Transition To Motherhood
In the United States, women are under tremendous pressure to bear children, and motherhood is often associated with their maturity and achievement in life. Becoming a mother is also considered to be a "normal" life course stage for women. This perception is also common in other societies. For example, Angelina Yuen-Tsang (1997) reported that many Chinese women accepted without question the view that childbearing was a natural and necessary part of their family life course; therefore, few ever considered the option of not having children. The pressure for women's childbearing is derived not only from their personal network of relatives and friends but also from society. In Japan, where low fertility rates have been of great governmental concern, young women are frequently accused of being selfish when they pursue higher education or prolong employment that distracts women from their "primary" duty of motherhood ( Jolivet 1997).

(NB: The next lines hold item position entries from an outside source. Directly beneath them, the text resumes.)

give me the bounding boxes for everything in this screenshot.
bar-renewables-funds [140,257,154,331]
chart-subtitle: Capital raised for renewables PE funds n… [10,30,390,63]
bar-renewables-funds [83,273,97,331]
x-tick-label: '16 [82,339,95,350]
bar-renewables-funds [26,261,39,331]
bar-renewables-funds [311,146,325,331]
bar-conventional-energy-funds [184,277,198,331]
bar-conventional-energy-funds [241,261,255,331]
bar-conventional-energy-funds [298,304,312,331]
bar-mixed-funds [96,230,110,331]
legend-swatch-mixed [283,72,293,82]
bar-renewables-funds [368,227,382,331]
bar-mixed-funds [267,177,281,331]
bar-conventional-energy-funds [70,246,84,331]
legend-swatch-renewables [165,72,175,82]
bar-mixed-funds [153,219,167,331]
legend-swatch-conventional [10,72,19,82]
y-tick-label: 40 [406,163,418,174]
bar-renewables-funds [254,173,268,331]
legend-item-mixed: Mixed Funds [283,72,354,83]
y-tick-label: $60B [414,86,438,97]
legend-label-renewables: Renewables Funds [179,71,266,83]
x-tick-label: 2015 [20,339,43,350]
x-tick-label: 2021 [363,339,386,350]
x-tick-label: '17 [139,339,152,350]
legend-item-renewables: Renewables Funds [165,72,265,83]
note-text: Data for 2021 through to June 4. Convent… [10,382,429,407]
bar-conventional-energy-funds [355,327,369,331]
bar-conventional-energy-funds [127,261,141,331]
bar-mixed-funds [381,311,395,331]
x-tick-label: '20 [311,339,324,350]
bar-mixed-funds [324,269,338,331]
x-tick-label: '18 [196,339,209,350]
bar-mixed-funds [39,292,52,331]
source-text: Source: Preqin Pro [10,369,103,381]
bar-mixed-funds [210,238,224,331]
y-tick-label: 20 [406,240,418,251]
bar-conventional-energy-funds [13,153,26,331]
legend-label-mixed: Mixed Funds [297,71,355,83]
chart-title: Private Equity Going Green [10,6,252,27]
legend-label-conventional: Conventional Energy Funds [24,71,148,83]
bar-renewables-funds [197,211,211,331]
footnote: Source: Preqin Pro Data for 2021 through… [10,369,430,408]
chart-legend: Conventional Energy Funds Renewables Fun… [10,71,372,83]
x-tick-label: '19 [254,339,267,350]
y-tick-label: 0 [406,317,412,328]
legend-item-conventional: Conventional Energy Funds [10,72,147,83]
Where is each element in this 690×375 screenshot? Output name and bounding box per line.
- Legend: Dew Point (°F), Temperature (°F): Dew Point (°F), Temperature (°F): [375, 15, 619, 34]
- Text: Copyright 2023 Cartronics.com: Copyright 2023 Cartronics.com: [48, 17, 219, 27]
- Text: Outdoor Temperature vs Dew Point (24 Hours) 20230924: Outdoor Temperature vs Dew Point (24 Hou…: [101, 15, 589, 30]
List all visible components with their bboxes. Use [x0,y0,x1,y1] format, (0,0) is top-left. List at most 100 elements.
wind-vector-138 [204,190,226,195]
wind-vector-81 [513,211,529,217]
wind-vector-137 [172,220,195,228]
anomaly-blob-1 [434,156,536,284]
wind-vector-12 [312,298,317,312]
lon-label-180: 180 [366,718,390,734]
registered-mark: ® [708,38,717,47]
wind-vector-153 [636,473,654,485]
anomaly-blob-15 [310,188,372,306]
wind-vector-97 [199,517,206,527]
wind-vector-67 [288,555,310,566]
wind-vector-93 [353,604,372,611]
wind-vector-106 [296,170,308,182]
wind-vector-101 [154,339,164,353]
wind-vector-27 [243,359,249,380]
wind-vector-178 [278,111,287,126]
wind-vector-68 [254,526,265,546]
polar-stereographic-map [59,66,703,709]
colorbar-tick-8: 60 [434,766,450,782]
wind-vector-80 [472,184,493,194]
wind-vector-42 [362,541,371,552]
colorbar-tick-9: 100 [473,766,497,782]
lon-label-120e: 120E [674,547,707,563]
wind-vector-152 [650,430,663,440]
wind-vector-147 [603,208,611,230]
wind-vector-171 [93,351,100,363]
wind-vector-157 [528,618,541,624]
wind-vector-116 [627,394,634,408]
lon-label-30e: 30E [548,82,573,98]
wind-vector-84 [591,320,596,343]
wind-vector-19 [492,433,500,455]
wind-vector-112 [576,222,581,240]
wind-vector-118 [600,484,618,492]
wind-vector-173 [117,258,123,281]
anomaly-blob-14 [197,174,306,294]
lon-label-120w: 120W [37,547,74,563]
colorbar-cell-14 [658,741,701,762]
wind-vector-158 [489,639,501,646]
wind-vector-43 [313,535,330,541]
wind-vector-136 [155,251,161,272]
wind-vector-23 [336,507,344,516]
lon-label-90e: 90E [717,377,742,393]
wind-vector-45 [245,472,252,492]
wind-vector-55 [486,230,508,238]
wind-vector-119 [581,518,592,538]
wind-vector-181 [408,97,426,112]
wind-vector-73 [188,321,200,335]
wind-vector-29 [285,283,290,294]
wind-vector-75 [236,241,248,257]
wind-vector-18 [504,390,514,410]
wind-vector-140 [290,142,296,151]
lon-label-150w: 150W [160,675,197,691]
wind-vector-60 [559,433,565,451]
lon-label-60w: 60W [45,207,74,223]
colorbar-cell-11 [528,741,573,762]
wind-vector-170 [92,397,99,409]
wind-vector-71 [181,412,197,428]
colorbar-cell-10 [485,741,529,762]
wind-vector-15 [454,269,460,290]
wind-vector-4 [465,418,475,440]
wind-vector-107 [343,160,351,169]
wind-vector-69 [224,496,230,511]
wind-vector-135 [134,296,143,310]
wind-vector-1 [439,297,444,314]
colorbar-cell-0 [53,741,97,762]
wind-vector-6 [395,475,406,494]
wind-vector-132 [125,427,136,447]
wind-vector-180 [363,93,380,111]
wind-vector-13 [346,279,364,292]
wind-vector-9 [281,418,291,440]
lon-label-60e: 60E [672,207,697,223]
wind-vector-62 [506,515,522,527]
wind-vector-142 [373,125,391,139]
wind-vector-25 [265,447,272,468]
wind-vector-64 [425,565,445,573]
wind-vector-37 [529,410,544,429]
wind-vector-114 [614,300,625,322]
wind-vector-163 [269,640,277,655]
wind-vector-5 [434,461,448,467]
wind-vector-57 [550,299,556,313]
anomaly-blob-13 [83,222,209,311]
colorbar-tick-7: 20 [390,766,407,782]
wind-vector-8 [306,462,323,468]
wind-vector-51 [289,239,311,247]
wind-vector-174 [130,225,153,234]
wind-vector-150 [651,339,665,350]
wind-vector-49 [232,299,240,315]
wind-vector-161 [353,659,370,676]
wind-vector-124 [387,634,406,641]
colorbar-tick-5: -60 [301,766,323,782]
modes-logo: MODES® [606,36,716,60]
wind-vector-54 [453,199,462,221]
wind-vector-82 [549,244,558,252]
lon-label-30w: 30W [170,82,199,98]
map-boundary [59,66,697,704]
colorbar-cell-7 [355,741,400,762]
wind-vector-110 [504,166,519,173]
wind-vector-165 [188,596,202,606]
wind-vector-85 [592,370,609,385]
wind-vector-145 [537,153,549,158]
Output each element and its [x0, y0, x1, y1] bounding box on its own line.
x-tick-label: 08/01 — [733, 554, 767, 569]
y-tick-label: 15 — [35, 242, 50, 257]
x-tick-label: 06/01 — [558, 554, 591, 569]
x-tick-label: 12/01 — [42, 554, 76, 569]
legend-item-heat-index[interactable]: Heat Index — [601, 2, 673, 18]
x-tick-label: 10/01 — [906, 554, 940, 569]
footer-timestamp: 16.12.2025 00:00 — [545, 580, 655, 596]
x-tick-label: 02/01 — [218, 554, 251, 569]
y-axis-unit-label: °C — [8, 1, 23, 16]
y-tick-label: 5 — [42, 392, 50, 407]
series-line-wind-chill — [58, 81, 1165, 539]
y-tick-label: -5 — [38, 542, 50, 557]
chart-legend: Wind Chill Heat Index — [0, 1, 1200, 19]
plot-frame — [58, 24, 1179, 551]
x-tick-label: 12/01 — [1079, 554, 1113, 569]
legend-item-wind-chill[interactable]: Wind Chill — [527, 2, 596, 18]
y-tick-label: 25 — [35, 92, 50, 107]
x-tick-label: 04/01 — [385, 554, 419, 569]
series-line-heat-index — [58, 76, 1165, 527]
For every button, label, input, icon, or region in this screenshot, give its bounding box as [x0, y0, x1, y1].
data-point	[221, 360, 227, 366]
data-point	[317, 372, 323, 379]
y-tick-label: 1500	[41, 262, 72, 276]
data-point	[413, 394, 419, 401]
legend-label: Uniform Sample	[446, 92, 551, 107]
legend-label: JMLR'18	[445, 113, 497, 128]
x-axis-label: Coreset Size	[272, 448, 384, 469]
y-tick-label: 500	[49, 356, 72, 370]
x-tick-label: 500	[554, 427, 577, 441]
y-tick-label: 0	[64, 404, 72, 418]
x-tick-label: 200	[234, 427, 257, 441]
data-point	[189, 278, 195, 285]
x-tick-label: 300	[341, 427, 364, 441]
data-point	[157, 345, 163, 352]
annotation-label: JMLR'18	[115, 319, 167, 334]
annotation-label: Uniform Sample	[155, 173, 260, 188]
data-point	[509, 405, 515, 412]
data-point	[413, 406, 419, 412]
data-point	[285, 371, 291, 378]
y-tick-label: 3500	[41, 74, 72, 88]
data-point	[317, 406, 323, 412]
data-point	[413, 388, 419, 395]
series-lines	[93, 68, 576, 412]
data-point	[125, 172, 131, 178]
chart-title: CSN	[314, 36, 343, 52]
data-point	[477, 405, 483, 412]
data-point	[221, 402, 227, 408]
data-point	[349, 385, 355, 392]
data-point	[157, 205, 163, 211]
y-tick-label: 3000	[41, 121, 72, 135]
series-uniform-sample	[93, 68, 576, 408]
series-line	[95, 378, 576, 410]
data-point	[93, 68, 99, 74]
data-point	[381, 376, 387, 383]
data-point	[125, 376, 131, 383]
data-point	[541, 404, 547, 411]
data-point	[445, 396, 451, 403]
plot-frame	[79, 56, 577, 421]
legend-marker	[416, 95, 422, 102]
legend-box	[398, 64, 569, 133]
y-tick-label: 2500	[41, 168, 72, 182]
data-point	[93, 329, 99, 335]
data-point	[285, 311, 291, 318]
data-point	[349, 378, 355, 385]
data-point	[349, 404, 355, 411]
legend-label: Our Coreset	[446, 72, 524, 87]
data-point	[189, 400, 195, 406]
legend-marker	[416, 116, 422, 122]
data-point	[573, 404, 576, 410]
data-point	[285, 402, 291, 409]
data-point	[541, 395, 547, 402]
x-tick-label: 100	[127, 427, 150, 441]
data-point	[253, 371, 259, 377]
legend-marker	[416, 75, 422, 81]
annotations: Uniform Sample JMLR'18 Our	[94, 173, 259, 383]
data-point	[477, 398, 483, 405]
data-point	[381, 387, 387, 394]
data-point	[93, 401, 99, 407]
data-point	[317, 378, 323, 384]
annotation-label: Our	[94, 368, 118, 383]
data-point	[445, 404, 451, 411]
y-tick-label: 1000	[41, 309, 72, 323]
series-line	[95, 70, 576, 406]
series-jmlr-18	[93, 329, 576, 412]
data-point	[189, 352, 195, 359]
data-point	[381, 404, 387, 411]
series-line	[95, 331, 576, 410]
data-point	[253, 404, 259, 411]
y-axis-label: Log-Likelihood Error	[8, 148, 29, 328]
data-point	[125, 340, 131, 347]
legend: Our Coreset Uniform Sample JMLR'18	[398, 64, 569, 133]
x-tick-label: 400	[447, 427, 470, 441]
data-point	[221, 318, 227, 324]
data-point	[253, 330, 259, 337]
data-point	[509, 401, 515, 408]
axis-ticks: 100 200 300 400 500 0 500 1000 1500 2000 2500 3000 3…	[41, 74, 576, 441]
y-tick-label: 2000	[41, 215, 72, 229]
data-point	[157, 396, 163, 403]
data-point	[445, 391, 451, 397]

Despite these societal and familial pressures, an increasing number of women today are either choosing not to have children or delaying childbearing until midlife. According to U.S. Bureau of Census data (1998), 23 percent of women between the ages of thirty-five and forty-four remained childless in 1992. This figure increased to 26.5 percent in 1999. Moreover, the percentage of mothers who gave birth at age twenty-four or younger decreased during the 1990s (U.S. National Center for Health Statistics 2001). In 1992, approximately 39 percent of total live births came from women younger than twenty-four, whereas 59 percent of live births came from mothers in between the ages of twenty-five and thirty-nine. In 1999, 36 percent of mothers were younger than twenty-four when they gave birth whereas 61 percent of live births came from mothers in between the ages of twenty-five and thirty-nine. Many women who choose to delay the birth of their first child wish to enjoy an autonomous life for themselves and achieve career objectives before beginning the tasks of parenting (Wilkie 1987).
Although contemporary motherhood can be seen as a choice for many women, some pregnancies occur without a conscious decision. Many of these unplanned pregnancies occur among teenage women. The causes of unplanned pregnancy are often complicated. Despite the availability of information about reproduction, many teenagers do not seem to understand how conception takes place and believe that they are somehow immune to pregnancy. Some researchers have attributed adolescent pregnancy to the individual's self perception, and have suggested that low self-esteem is a factor, or to social causes such as family problems and poverty. Most importantly, however, adolescents become pregnant because they frequently lack the judgment necessary to deal with their sexuality.
In a number of studies focusing on teenage mothers, poverty and child abuse have been found to be persistent problems (Geronimus and Korenman 1992). Children of teen parents are also found to be disadvantaged in terms of cognitive performance, and daughters of teen mothers are likely to give birth in their teens (Manlove 1997).